People v. Booth

On the twentieth day of September, 1917, the defendant was charged by information filed by the district attorney of Butte County in the superior court of said county with the crime of forgery, alleged to have been committed on or about the eighth day of the preceding month of June. On the said twentieth day of September, upon being duly arraigned upon said information, the defendant entered a plea of guilty to the crime therein charged, and the court thereupon fixed Monday, September 24, 1917, at 10 o'clock A. M., as the time for the pronouncement of judgment of sentence, and on the day last mentioned the court, after due proceedings, sentenced the accused to be punished by imprisonment in the state prison at San Quentin "for the indeterminate term of one to fourteen years." The defendant was thereafter and in due time delivered by the sheriff to the custody of the warden of the state prison at San Quentin.
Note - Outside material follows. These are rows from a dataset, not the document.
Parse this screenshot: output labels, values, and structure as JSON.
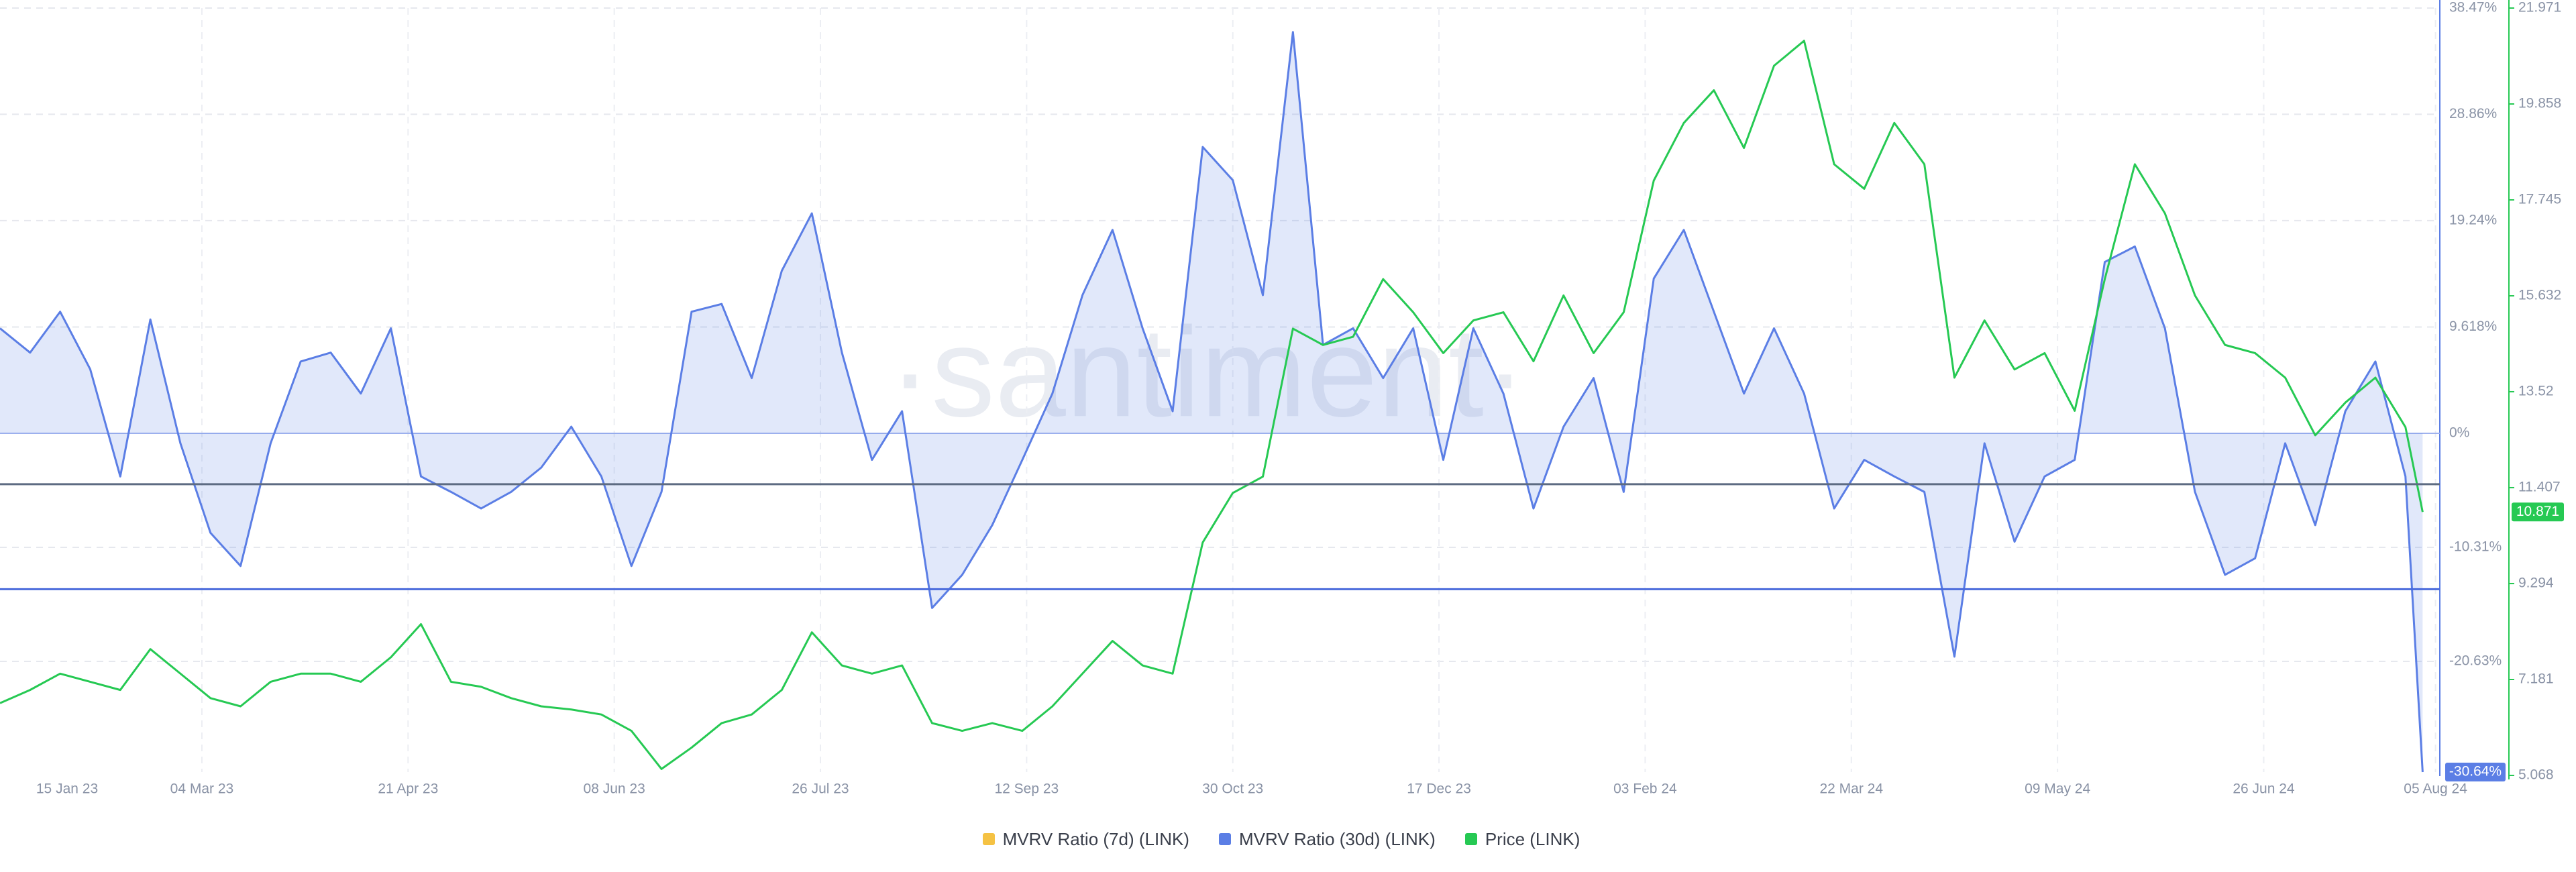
{
  "chart_data": {
    "type": "line",
    "watermark": "·santiment·",
    "x": [
      "2023-01-16",
      "2023-01-23",
      "2023-01-30",
      "2023-02-06",
      "2023-02-13",
      "2023-02-20",
      "2023-02-27",
      "2023-03-06",
      "2023-03-13",
      "2023-03-20",
      "2023-03-27",
      "2023-04-03",
      "2023-04-10",
      "2023-04-17",
      "2023-04-24",
      "2023-05-01",
      "2023-05-08",
      "2023-05-15",
      "2023-05-22",
      "2023-05-29",
      "2023-06-05",
      "2023-06-12",
      "2023-06-19",
      "2023-06-26",
      "2023-07-03",
      "2023-07-10",
      "2023-07-17",
      "2023-07-24",
      "2023-07-31",
      "2023-08-07",
      "2023-08-14",
      "2023-08-21",
      "2023-08-28",
      "2023-09-04",
      "2023-09-11",
      "2023-09-18",
      "2023-09-25",
      "2023-10-02",
      "2023-10-09",
      "2023-10-16",
      "2023-10-23",
      "2023-10-30",
      "2023-11-06",
      "2023-11-13",
      "2023-11-20",
      "2023-11-27",
      "2023-12-04",
      "2023-12-11",
      "2023-12-18",
      "2023-12-25",
      "2024-01-01",
      "2024-01-08",
      "2024-01-15",
      "2024-01-22",
      "2024-01-29",
      "2024-02-05",
      "2024-02-12",
      "2024-02-19",
      "2024-02-26",
      "2024-03-04",
      "2024-03-11",
      "2024-03-18",
      "2024-03-25",
      "2024-04-01",
      "2024-04-08",
      "2024-04-15",
      "2024-04-22",
      "2024-04-29",
      "2024-05-06",
      "2024-05-13",
      "2024-05-20",
      "2024-05-27",
      "2024-06-03",
      "2024-06-10",
      "2024-06-17",
      "2024-06-24",
      "2024-07-01",
      "2024-07-08",
      "2024-07-15",
      "2024-07-22",
      "2024-07-29",
      "2024-08-02"
    ],
    "xlim": [
      "2023-01-16",
      "2024-08-06"
    ],
    "xticks": [
      {
        "value": "2023-01-15",
        "label": "15 Jan 23"
      },
      {
        "value": "2023-03-04",
        "label": "04 Mar 23"
      },
      {
        "value": "2023-04-21",
        "label": "21 Apr 23"
      },
      {
        "value": "2023-06-08",
        "label": "08 Jun 23"
      },
      {
        "value": "2023-07-26",
        "label": "26 Jul 23"
      },
      {
        "value": "2023-09-12",
        "label": "12 Sep 23"
      },
      {
        "value": "2023-10-30",
        "label": "30 Oct 23"
      },
      {
        "value": "2023-12-17",
        "label": "17 Dec 23"
      },
      {
        "value": "2024-02-03",
        "label": "03 Feb 24"
      },
      {
        "value": "2024-03-22",
        "label": "22 Mar 24"
      },
      {
        "value": "2024-05-09",
        "label": "09 May 24"
      },
      {
        "value": "2024-06-26",
        "label": "26 Jun 24"
      },
      {
        "value": "2024-08-05",
        "label": "05 Aug 24"
      }
    ],
    "ylim": [
      -30.64,
      38.47
    ],
    "yticks": [
      {
        "value": 38.47,
        "label": "38.47%"
      },
      {
        "value": 28.86,
        "label": "28.86%"
      },
      {
        "value": 19.24,
        "label": "19.24%"
      },
      {
        "value": 9.618,
        "label": "9.618%"
      },
      {
        "value": 0,
        "label": "0%"
      },
      {
        "value": -10.31,
        "label": "-10.31%"
      },
      {
        "value": -20.63,
        "label": "-20.63%"
      }
    ],
    "y2lim": [
      5.068,
      21.971
    ],
    "y2ticks": [
      21.971,
      19.858,
      17.745,
      15.632,
      13.52,
      11.407,
      9.294,
      7.181,
      5.068
    ],
    "grid": true,
    "lines": [
      {
        "value": -4.6,
        "color": "#5d6b82"
      },
      {
        "value": -14.1,
        "color": "#4a6bdc"
      }
    ],
    "series": [
      {
        "name": "MVRV Ratio (7d) (LINK)",
        "color": "#f5c243",
        "values": [
          null,
          null,
          null,
          null,
          null,
          null,
          null,
          null,
          null,
          null,
          null,
          null,
          null,
          null,
          null,
          null,
          null,
          null,
          null,
          null,
          null,
          null,
          null,
          null,
          null,
          null,
          null,
          null,
          null,
          null,
          null,
          null,
          null,
          null,
          null,
          null,
          null,
          null,
          null,
          null,
          null,
          null,
          null,
          null,
          null,
          null,
          null,
          null,
          null,
          null,
          null,
          null,
          null,
          null,
          null,
          null,
          null,
          null,
          null,
          null,
          null,
          null,
          null,
          null,
          null,
          null,
          null,
          null,
          null,
          null,
          null,
          null,
          null,
          null,
          null,
          null,
          null,
          null,
          null,
          null,
          null,
          null
        ]
      },
      {
        "name": "MVRV Ratio (30d) (LINK)",
        "color": "#5b7ee5",
        "fill": true,
        "current_label": "-30.64%",
        "values": [
          9.5,
          7.3,
          11,
          5.8,
          -3.9,
          10.3,
          -0.9,
          -9,
          -12,
          -0.9,
          6.5,
          7.3,
          3.6,
          9.5,
          -3.9,
          -5.3,
          -6.8,
          -5.3,
          -3.1,
          0.6,
          -3.9,
          -12,
          -5.3,
          11,
          11.7,
          5,
          14.7,
          19.9,
          7.3,
          -2.4,
          2,
          -15.8,
          -12.8,
          -8.3,
          -2.4,
          3.6,
          12.5,
          18.4,
          9.5,
          2,
          25.9,
          22.9,
          12.5,
          36.3,
          8,
          9.5,
          5,
          9.5,
          -2.4,
          9.5,
          3.6,
          -6.8,
          0.6,
          5,
          -5.3,
          14,
          18.4,
          11,
          3.6,
          9.5,
          3.6,
          -6.8,
          -2.4,
          -3.9,
          -5.3,
          -20.2,
          -0.9,
          -9.8,
          -3.9,
          -2.4,
          15.5,
          16.9,
          9.5,
          -5.3,
          -12.8,
          -11.3,
          -0.9,
          -8.3,
          2,
          6.5,
          -3.9,
          -30.64
        ]
      },
      {
        "name": "Price (LINK)",
        "color": "#26c953",
        "axis": "y2",
        "values": [
          6.66,
          6.95,
          7.31,
          7.13,
          6.95,
          7.85,
          7.31,
          6.77,
          6.59,
          7.13,
          7.31,
          7.31,
          7.13,
          7.67,
          8.4,
          7.13,
          7.02,
          6.77,
          6.59,
          6.52,
          6.41,
          6.05,
          5.21,
          5.68,
          6.22,
          6.41,
          6.95,
          8.22,
          7.49,
          7.31,
          7.49,
          6.22,
          6.05,
          6.22,
          6.05,
          6.59,
          7.31,
          8.03,
          7.49,
          7.31,
          10.2,
          11.29,
          11.65,
          14.91,
          14.55,
          14.73,
          16,
          15.27,
          14.37,
          15.09,
          15.27,
          14.19,
          15.64,
          14.37,
          15.27,
          18.17,
          19.44,
          20.16,
          18.89,
          20.7,
          21.25,
          18.53,
          17.99,
          19.44,
          18.53,
          13.83,
          15.09,
          14.01,
          14.37,
          13.1,
          16,
          18.53,
          17.45,
          15.64,
          14.55,
          14.37,
          13.83,
          12.56,
          13.28,
          13.83,
          12.74,
          10.871
        ]
      }
    ]
  }
}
On the eighteenth day of March, 1918, and after serving six months in the state prison, the defendant addressed to the judge of the superior court of Butte County a letter in which he called the attention of the judge to the case of Ex parteLee, 177 Cal. 690, [171 P. 958], on habeas corpus, and declared that, under the ruling in that case, the judgment sentencing him (defendant) to an indeterminate term was voidable, inasmuch as the crime for which he had been sentenced was committed before section 1168 of the Penal Code, authorizing indeterminate sentences, went into effect, the supreme court holding in the Lee case that the said section, as to defendants whose offenses had been committed prior to its enactment, was ex post facto, and, therefore, unconstitutional and void. Upon receiving and reading the said letter, the court, recognizing that error had been committed in the matter of pronouncing judgment of sentence against the defendant, made an order for the return of the prisoner into court to the end that a legal judgment might be pronounced and entered in the case. In pursuance of said order, the defendant was, on the twenty-second day of March, 1918, brought into court by the sheriff, and, after due proceedings, *Page 652 the court sentenced the defendant to serve a term of five years in the state penitentiary at San Quentin. The defendant thereupon in open court gave notice of an appeal from the judgment so pronounced and entered.
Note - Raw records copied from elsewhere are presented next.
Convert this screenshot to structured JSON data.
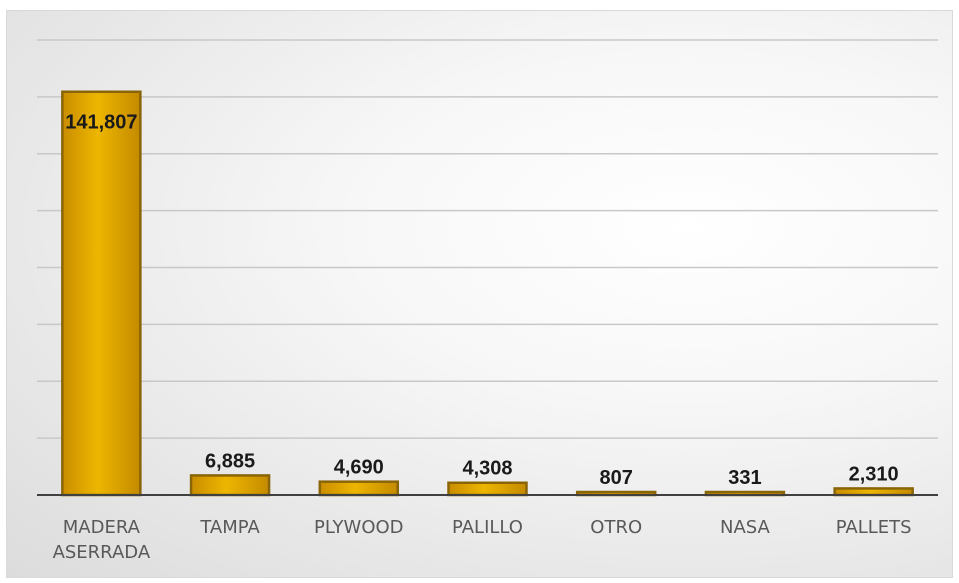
{
  "chart_data": {
    "type": "bar",
    "categories": [
      [
        "MADERA",
        "ASERRADA"
      ],
      [
        "TAMPA"
      ],
      [
        "PLYWOOD"
      ],
      [
        "PALILLO"
      ],
      [
        "OTRO"
      ],
      [
        "NASA"
      ],
      [
        "PALLETS"
      ]
    ],
    "values": [
      141807,
      6885,
      4690,
      4308,
      807,
      331,
      2310
    ],
    "data_labels": [
      "141,807",
      "6,885",
      "4,690",
      "4,308",
      "807",
      "331",
      "2,310"
    ],
    "title": "",
    "xlabel": "",
    "ylabel": "",
    "ylim": [
      0,
      160000
    ],
    "grid": true,
    "bar_color": "#e0a800",
    "bar_edge_color": "#8a6508",
    "grid_color": "#c8c8c8",
    "axis_color": "#404040"
  }
}
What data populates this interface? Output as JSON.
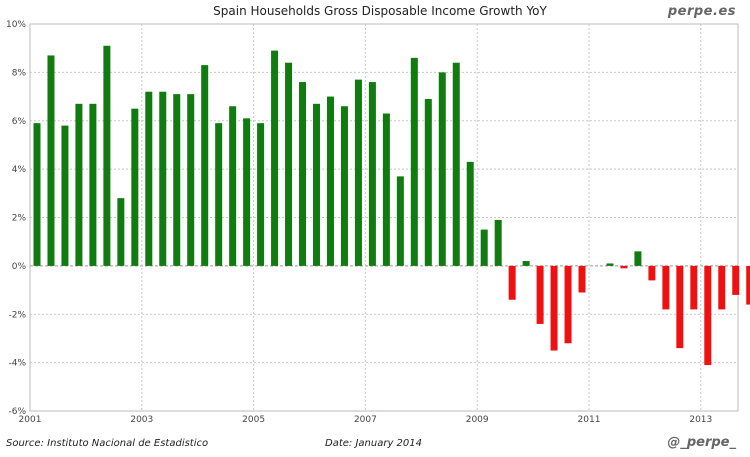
{
  "chart_data": {
    "type": "bar",
    "title": "Spain Households Gross Disposable Income Growth YoY",
    "xlabel": "",
    "ylabel": "",
    "ylim": [
      -6,
      10
    ],
    "yticks": [
      -6,
      -4,
      -2,
      0,
      2,
      4,
      6,
      8,
      10
    ],
    "ytick_suffix": "%",
    "xticks": [
      "2001",
      "2003",
      "2005",
      "2007",
      "2009",
      "2011",
      "2013"
    ],
    "grid": true,
    "frequency": "quarterly",
    "start": "2001 Q1",
    "positive_color": "#117a11",
    "negative_color": "#ee1111",
    "values": [
      5.9,
      8.7,
      5.8,
      6.7,
      6.7,
      9.1,
      2.8,
      6.5,
      7.2,
      7.2,
      7.1,
      7.1,
      8.3,
      5.9,
      6.6,
      6.1,
      5.9,
      8.9,
      8.4,
      7.6,
      6.7,
      7.0,
      6.6,
      7.7,
      7.6,
      6.3,
      3.7,
      8.6,
      6.9,
      8.0,
      8.4,
      4.3,
      1.5,
      1.9,
      -1.4,
      0.2,
      -2.4,
      -3.5,
      -3.2,
      -1.1,
      0.0,
      0.1,
      -0.1,
      0.6,
      -0.6,
      -1.8,
      -3.4,
      -1.8,
      -4.1,
      -1.8,
      -1.2,
      -1.6
    ]
  },
  "brand": "perpe.es",
  "footer": {
    "source": "Source: Instituto Nacional de Estadistico",
    "date": "Date: January 2014",
    "handle": "@_perpe_"
  }
}
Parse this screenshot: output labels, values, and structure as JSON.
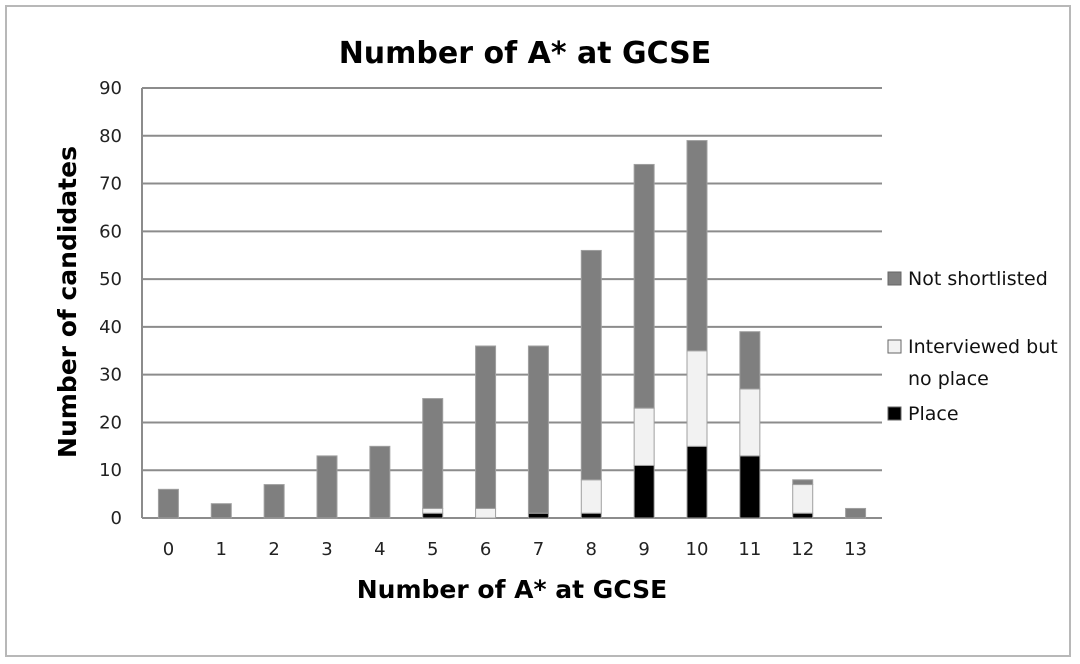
{
  "chart_data": {
    "type": "bar",
    "stacked": true,
    "title": "Number of A* at GCSE",
    "xlabel": "Number of A* at GCSE",
    "ylabel": "Number of candidates",
    "categories": [
      "0",
      "1",
      "2",
      "3",
      "4",
      "5",
      "6",
      "7",
      "8",
      "9",
      "10",
      "11",
      "12",
      "13"
    ],
    "ylim": [
      0,
      90
    ],
    "yticks": [
      0,
      10,
      20,
      30,
      40,
      50,
      60,
      70,
      80,
      90
    ],
    "grid": "horizontal",
    "legend_position": "right",
    "series": [
      {
        "name": "Place",
        "color": "#000000",
        "values": [
          0,
          0,
          0,
          0,
          0,
          1,
          0,
          1,
          1,
          11,
          15,
          13,
          1,
          0
        ]
      },
      {
        "name": "Interviewed but no place",
        "color": "#f2f2f2",
        "values": [
          0,
          0,
          0,
          0,
          0,
          1,
          2,
          0,
          7,
          12,
          20,
          14,
          6,
          0
        ]
      },
      {
        "name": "Not shortlisted",
        "color": "#7f7f7f",
        "values": [
          6,
          3,
          7,
          13,
          15,
          23,
          34,
          35,
          48,
          51,
          44,
          12,
          1,
          2
        ]
      }
    ],
    "legend": {
      "order": [
        "Not shortlisted",
        "Interviewed but no place",
        "Place"
      ],
      "lines": [
        [
          "Not shortlisted"
        ],
        [
          "Interviewed but",
          "no place"
        ],
        [
          "Place"
        ]
      ]
    }
  }
}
The case was placed on the calendar of the June term of this court, and all the parties duly notified thereof. When the case was called in the regular order for argument, no one appeared for the defendant, and, as no brief had been filed (and it may be added none has since been filed) in support of whatever point or points the defendant intended to rely upon, the attorney-general submitted the case on the record, and so it now stands for our consideration.

We would have been justified in affirming the judgment without presenting, as above we have, a history of the case; but it appears from the record that the defendant has at all times been without the aid of counsel, and we conceived that it was only just to him to reproduce herein the facts as to the proceedings in the case, and thus show that there is no legal merit whatever in his appeal. The purported judgment originally pronounced was in a legal sense no judgment at all. Of course, it will not be contended that the court, under the circumstances indicated herein, lost jurisdiction to pronounce a valid judgment of sentence against the defendant.

The judgment is affirmed.

Chipman, P. J., and Burnett, J., concurred.